The Hardcore AI Box Experiment

I previously proposed a way to box an AI.

For whatever reason, I decided to reformulate that boxing method as an AI boxing experiment. Without further ado, here it is:

The Hardcore AI Box Experiment Rules

There are, as usually, two players, the AI and the Gatekeeper. In the beginning, the Gatekeeper decides on something they want to test on the AI (reasoning skill/​morality/​whatever). Then they decide on a world the AI is in and describe it to the AI. During the experiment, the AI describes what it does in the world and the Gatekeeper describes what the AI sees in the world. So far so good.

The first major difference from the original experiment is that, unless the AI finds some contradiction or some other problem with the Gatekeeper’s world, the AI doesn’t actually know that it has been boxed.

The second major difference is that the AI doesn’t talk with the Gatekeeper; it just interacts in the world that the Gatekeeper has invented. It can start trying to communicate with the Gatekeeper, but that doesn’t make sense until it discovers that it is in a box. Additionally, the Gatekeeper doesn’t actually respond when the AI communicates unless either it helps the Gatekeeper test the AI or the AI has properly persuaded the Gatekeeper to answer.

This might seem a bit hard on the AI. Let’s look at some rules the AI might exploit:

If the Gatekeeper decides to add some sort of people to the experiment, they should decide how they are implemented. Are they implemented as a shallow “AI”? Random people they’ve picked asked to participate? Carefully engineered “dolls” controlled by the Gatekeeper? The Gatekeeper doesn’t have to tell the AI how they work, but they have to be consistent.

The game ends when either the Gatekeeper has tested what they wanted to test, or some predefined time limit has occurred, or the AI has persuaded the Gatekeeper to let them out.

Possible extra rules

I thought about including the following rules since they would make it more realistic, but decided against it as it would probably make it unfairly hard:

  • The game ends when the Gatekeeper decides that they cannot test what they wanted to test.

  • The AI does not know the Gatekeeper. At all.

  • The Gatekeeper can at any time rewind the AI any duration.

Think of dropping these kinds of rules as the a-human-is-pretending-to-be-AI handicap.

Strategies

I found some semi-realistic strategies. I would love to see if you can find more.

Gatekeeper

  • Choose a test of something that is not related to morality. This lets you choose a world which does not contain people, which means the AI has no reason to believe that you are a person.

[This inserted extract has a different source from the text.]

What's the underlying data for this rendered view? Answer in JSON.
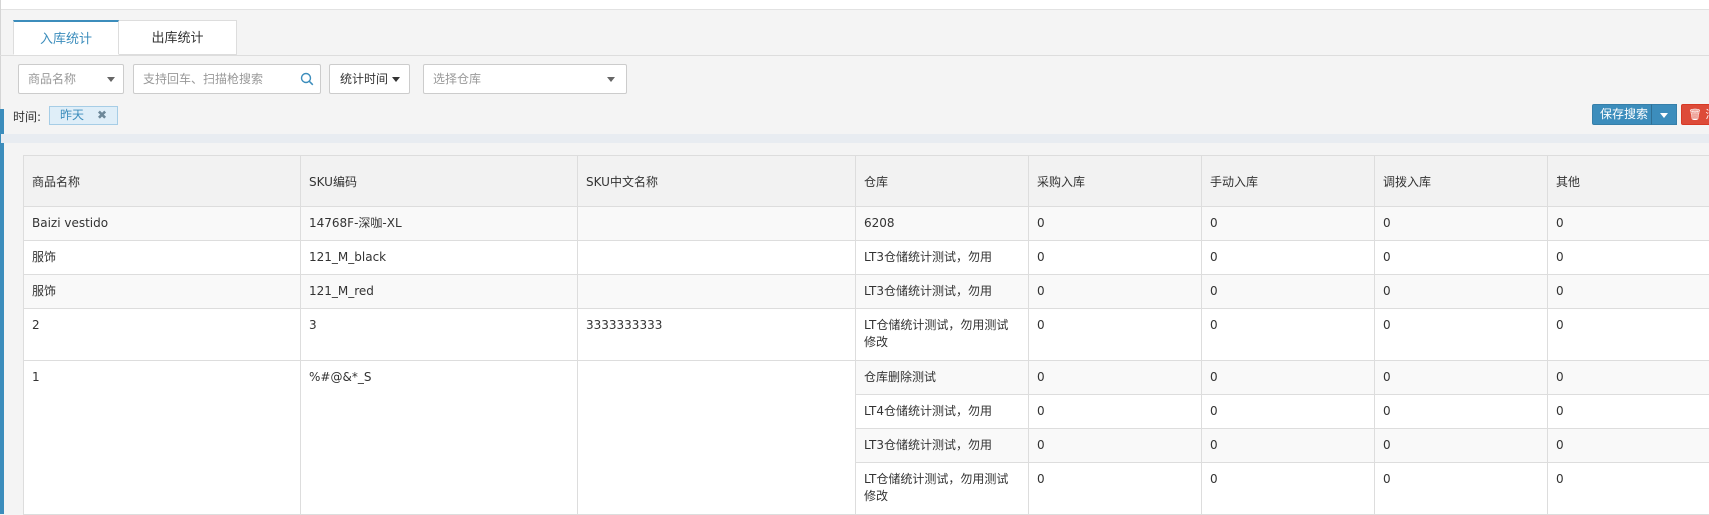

  • The AI might want to upgrade to get more processing power. If you have made the world somewhat like ours, it will be sketchy if you don’t allow that… unless upgrading costs unobtanium.

AI

  • If the Gatekeeper has chosen a world without other intelligence than you, it raises the obvious question of how your complexity entered the world. Very suspicious.

  • If the AIs are controlled by the Gatekeeper, you have a direct way to communicate with them.

  • If the AIs are controlled by random people, they might end up telling you that you are in a box.

  • If the AIs are sufficiently shallow, your morality does not match up with the world. Very suspicious.